This is a very interesting paper on the integration of sub-symbolic and symbolic systems. One of the main features of the described system is its ability to learn, both under unsupervised and supervised training. The authors have achieved an important step in the quest for artificial intelligence: from visual and acoustic inputs, give the system the ability to learn how to correlate what is important in the shown sequence, and then select an appropriate action for the perceived input signals. This was achieved in real-time, with real data, through inexpensive hardware--two personal computers, Web cameras, and a microphone.
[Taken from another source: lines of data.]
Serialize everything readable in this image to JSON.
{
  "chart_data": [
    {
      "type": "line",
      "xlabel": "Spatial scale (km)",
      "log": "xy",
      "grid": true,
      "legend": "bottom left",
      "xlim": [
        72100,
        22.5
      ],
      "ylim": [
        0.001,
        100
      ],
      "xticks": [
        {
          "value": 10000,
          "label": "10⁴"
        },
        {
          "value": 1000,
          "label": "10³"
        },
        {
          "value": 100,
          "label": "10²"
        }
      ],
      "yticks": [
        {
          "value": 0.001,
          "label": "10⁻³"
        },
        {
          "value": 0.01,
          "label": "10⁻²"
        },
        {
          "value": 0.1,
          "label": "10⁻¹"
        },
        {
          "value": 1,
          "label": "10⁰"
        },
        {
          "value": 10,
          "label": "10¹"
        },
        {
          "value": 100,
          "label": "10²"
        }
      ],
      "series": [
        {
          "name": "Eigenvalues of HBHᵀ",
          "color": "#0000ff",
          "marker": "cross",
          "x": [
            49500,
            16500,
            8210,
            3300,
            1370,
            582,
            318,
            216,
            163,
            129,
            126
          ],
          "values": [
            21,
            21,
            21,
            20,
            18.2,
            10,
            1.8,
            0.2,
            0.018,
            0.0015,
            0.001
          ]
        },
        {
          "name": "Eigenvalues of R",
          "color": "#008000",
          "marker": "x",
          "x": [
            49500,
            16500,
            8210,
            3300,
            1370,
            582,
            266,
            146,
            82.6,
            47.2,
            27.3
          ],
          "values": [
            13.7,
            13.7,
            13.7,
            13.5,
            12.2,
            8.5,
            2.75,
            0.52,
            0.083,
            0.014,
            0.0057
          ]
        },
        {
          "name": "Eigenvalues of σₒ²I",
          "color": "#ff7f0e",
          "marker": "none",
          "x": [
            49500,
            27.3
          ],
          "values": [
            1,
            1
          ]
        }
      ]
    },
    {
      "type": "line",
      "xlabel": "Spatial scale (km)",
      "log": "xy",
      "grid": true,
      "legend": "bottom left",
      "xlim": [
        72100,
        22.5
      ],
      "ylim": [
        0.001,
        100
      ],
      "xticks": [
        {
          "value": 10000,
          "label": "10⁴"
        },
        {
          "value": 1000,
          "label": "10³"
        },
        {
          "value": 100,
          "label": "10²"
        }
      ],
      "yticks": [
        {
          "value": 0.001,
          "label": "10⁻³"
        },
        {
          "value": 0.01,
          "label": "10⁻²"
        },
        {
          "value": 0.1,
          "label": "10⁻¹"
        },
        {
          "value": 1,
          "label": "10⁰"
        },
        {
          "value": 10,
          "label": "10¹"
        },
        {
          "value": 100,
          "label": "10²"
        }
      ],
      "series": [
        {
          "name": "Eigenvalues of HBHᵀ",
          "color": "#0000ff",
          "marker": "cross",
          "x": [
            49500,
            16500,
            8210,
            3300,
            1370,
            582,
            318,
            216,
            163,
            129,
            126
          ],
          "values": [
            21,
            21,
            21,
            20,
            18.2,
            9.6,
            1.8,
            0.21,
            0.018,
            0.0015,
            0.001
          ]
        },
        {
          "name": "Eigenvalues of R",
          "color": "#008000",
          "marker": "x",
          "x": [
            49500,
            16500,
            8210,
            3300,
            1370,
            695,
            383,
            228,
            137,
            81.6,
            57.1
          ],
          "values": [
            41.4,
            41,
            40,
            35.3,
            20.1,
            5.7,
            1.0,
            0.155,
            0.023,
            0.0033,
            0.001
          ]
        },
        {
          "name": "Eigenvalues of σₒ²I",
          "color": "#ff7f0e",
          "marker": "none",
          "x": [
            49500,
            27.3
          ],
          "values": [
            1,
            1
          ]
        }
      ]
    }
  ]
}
Simple real-world scenarios were used to demonstrate the principles through card games using a pack of cards with pictures of objects with different attributes (for instance, color and shape). The system uses Prolog as a high-level formalism to represent objects and relationships, while PROGOL is used for inductive learning, working directly from raw visual and acoustic data (color, shape, and single word utterances). An attention mechanism based on motion analysis is used to select key frames, and objects’ attributes are clustered using unsupervised learning where different classes are denoted by the attribute labels. Finally, a supervised learning method is applied over the object’s attributes (a vector quantization-based nearest neighbor classifier is used). Audio signals are processed in a similar fashion using K-means clustering over the set of utterances. For each utterance, a symbolic data stream is created. In order to relate an object’s attributes to the uttered word, it is necessary to keep track of time. Once an utterance is classified, it is backtracked to the particular video segment so that audio and visual symbols can be correlated. On the issue of linking perception to action, actions are defined as utterances; the system will choose to play back a sequence of video showing a person speaking the selected word according to current perceived visual signals.
The authors should be commended for tackling the difficult issue of symbol grounding. The burning question is how sensory projections can give rise to iconic representations, such that symbols can be attached to these providing a semantic interpretation of the world. A clear answer is provided, and its limitations are highlighted in this paper.